Notre collaborateur et ami Claude-Marie Vadrot n’a plus cette patience, qui délivre avec l’Horreur écologique une vérité assez peu éloignée de celle de son confrère. C’est un pamphlet contre la farce politique qui se joue depuis des décennies à l’Élysée, à Matignon, au Parlement et dans les corps d’État, dès que l’on entend aborder sérieusement les questions d’écologie.
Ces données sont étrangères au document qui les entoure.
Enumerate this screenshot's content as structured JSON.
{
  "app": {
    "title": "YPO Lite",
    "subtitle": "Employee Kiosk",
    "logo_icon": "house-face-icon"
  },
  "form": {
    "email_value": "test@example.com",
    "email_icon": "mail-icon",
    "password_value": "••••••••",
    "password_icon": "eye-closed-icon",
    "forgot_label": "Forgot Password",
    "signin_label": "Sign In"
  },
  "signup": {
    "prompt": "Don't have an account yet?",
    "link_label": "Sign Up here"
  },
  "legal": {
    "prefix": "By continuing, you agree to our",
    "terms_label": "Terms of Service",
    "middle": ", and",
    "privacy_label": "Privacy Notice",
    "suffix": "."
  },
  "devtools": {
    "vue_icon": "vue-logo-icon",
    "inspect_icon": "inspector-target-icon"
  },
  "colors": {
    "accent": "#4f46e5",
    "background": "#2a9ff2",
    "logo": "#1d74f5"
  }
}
Les lois ? Inapplicables, inappliquées pour une grande partie d’entre elles. Les sept ans du parcours édifiant de la dernière loi sur l’eau montrent le peu de cas qui est fait de l’intérêt public. Cécité, déni, incantations, manoeuvres, opacité, égoïsmes, demi-vérités, pleins mensonges, tout y passe, qu’il s’agisse de nucléaire, bien sûr, mais aussi d’OGM, d’agro-carburants, du climat, etc. Claude-Marie Vadrot nous livre le fond de sa pensée au bout d’une longue charge argumentée : autant supprimer le ministère de l’Environnement, maroquin de l’inutile, les choses seront plus claires.